Project Summary Cryptococcosis is an opportunistic infection that occurs in immunocompromised individuals including AIDS patients, organ transplant recipients, cancer patients, and those treated with immunosuppressive therapies. It is estimated there are one million cases of cryptococcosis and proximately 600,000 deaths worldwide annually. The infection starts in the lung via inhalation of the encapsulated fungus Cryptococcus neoformans. However, the major and most lethal complication of cryptococcosis is meningoencephalitis. To cause meningoencephalitis, C. neoformans must disseminate from the lung and enter the bloodstream. As such, fungemia, detected frequently in AIDS patients during cryptococcosis, is believed to be one of the most critical steps in the development and persistence of cryptococcal meningoencephalitis. However, little is known about intravascular clearance of the disseminating C. neoformans due to technical challenge for in vivo studies. In particular, a critical gap in our understanding remains: Does a mechanism exist to actively eliminate disseminating C. neoformans out of vasculature, and what is the mechanism? Liver is situated at a confluence of arterial and venous blood. Kupffer cells (KCs) constitute ~90% of the tissue macrophages in the whole body and account for ~15% of the total liver cell population. CRIg, a unique complement receptor, has been recently identified on KCs of humans and animals. Although the liver is not a target organ of cryptococcosis, we hypothesize, based on our preliminary data, that KCs play a critical role in filtering of disseminating C. neoformans out of circulation via a mechanism involving complement receptor CRIg. We will test the hypothesis by addressing the following aims using intravital microscopy and other advanced approaches: (1) To characterize the role of KCs in filtering C. neoformans out of vasculature; (2) To dissect the mechanism(s) involved in capture of disseminating C. neoformans by KCs. The findings from this study will suggest that a therapeutic strategy aimed at enhancing macrophage recruitment and activity in the liver could help reducing the risk of cryptococcal meningocephalitis in AIDS patients.

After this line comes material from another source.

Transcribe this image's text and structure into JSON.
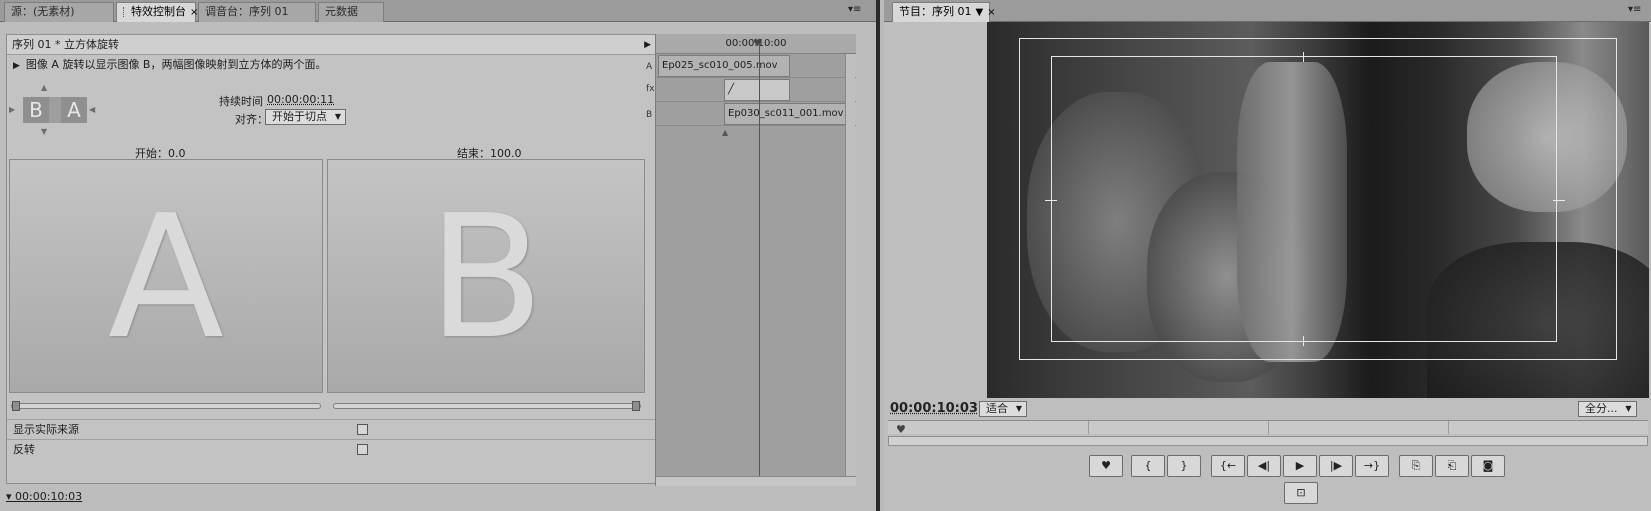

项目摘要隐球菌病是一种机会性感染，发生在免疫功能低下的个人包括艾滋病患者、器官移植接受者、癌症患者以及接受过免疫抑制疗法。据估计，有一百万例隐球菌病，全世界每年约有60万人死亡。感染开始于肺部，通过吸入包囊真菌新型隐球菌。然而，主要的和最致命的并发症，隐球菌病是脑膜脑炎C.新人类必须传播从肺部进入血液因此，在艾滋病患者中经常检测到的真菌血症，隐球菌病被认为是隐球菌病发展和持续的最关键步骤之一隐球菌脑膜脑炎然而，关于血管内清除的知之甚少，传播C.由于体内研究的技术挑战，特别是，我们的理解仍然是：是否存在一种机制来积极消除传播C。新生从脉管系统中分离出来，其机制是什么肝脏位于动脉和静脉的汇合处血枯否细胞（KCs）占全身组织巨噬细胞的约90%，约占总肝细胞群的15%。CRIg是一种独特的补体受体，最近已被鉴定为人类和动物的KC。虽然肝脏不是隐球菌病的靶器官，但我们假设，根据我们的初步数据，KCs在传播C.新生儿外出通过涉及补体受体CRIg的机制。我们将通过以下方式来检验这一假设：使用活体显微镜和其他先进方法实现以下目标：（1）表征KC在过滤C中的作用。新生儿;（2）解剖机制参与捕获传播C. KCs的新生儿这项研究的结果表明，一种旨在增强肝脏中巨噬细胞募集和活性的治疗策略可能有助于降低艾滋病患者患隐球菌脑膜炎的风险。